The Plot and Characters

Jean Cocteau, 1923

Jean Cocteau, 1923

A police whistle is heard; the barman hides all evidence of alcohol and disguises the room as a milk bar. A large policeman enters, smells the breath of the customers, and dances a genial solo. The barman presses a button: and an electric fan comes down from the ceiling and cuts off the policeman’s head. He falls dead, and one of the female customers dances with his severed head, in a parody of Salome. The barman replaces the head on the body of the policeman, who revives, but is confronted with a huge bill, several meters long, for everybody’s drinks. Despite the liveliness of the music, the characters dance in slow motion, “like deep-sea divers moving against the current.” The premiere took place on 21 February 1920 at the Comédie des Champs-Élysées as part of a program that also included Francis Poulenc‘s overture Cocardes, the ballet Adieu New York by Georges Auric, three settings by Poulenc of verses by Cocteau, and Trois petites pièces montées by Erik Satie. The production was a huge success, and Cocteau and Milhaud quickly took it to London where it ran under the title “The Nothing Doing Bar.”

Darius Milhaud: Le Bœuf sur le toit, Part II (I Musici de Montréal)

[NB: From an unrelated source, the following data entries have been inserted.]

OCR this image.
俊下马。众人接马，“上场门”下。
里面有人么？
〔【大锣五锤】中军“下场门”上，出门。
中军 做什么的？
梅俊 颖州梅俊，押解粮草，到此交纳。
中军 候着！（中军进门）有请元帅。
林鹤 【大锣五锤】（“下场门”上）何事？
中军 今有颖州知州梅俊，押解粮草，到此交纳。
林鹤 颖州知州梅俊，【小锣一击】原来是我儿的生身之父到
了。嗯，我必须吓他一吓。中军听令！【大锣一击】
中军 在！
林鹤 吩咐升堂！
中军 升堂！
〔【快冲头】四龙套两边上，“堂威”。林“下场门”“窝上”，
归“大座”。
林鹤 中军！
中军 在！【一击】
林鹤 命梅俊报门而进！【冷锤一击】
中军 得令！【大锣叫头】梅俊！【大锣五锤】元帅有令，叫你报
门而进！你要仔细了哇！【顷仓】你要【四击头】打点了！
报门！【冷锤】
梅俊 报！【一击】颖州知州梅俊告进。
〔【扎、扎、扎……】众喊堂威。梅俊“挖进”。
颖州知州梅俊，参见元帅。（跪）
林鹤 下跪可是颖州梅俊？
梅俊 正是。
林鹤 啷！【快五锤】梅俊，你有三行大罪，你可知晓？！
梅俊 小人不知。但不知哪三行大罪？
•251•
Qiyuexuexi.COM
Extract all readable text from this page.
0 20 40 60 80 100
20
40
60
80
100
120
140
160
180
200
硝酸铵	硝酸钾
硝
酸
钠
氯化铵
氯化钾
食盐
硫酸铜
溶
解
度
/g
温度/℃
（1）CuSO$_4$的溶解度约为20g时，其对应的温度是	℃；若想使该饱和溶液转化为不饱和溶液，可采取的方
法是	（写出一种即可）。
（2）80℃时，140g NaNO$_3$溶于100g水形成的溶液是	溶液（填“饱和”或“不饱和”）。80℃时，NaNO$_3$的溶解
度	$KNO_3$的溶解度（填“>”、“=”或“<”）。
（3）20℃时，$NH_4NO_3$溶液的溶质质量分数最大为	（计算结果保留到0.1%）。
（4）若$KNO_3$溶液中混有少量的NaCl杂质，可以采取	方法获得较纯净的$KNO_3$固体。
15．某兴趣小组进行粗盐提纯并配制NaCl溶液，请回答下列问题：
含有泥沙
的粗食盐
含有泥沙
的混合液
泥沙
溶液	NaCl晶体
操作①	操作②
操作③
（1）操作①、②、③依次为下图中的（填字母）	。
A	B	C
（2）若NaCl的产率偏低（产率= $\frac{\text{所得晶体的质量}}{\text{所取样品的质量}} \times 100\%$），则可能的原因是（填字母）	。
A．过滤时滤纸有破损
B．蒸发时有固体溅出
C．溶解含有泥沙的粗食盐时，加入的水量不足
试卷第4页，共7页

Milhaud and Brazilian Music

Cocteau's 1920 production of Le Boeuf sur le Toit, décor by Raoul Dufy

Cocteau’s 1920 production of Le Boeuf sur le Toit, décor by Raoul Dufy

Although composed in 1920, the music for Le Boeuf sur le Toit reaches back to Milhaud’s experiences with Brazilian music. Milhaud had spent almost two years in Brazil, as Embassy Secretary to Paul Claudel who was then heading the French diplomatic legation in Rio de Janeiro. Milhaud writes, “I was very much impressed by the great tropical forest and by the folklore, which is so rich.” Lively Brazilian melodies and rhythms are very prominent in this work, and Milhaud wrote, “I was intrigued and fascinated by the rhythms of this popular music… still haunted by the memories of Brazil, I assembled a few popular melodies, tangos, maxixes, sambas and even a Portuguese fado, and transcribed them with a rondo-like theme recurring between each successive pair.” A critic writes, “The spectacle presented yesterday was a considerable success. For the first time, the usual young and decrepit critics from the newspapers heard some young musicians in a theatre. Georges Auric, Francis Poulenc, Darius Milhaud: the names of the three young composers, who, although already known in their own circles, just yesterday burst violently in the very heart of Paris. Very successful caustic music!”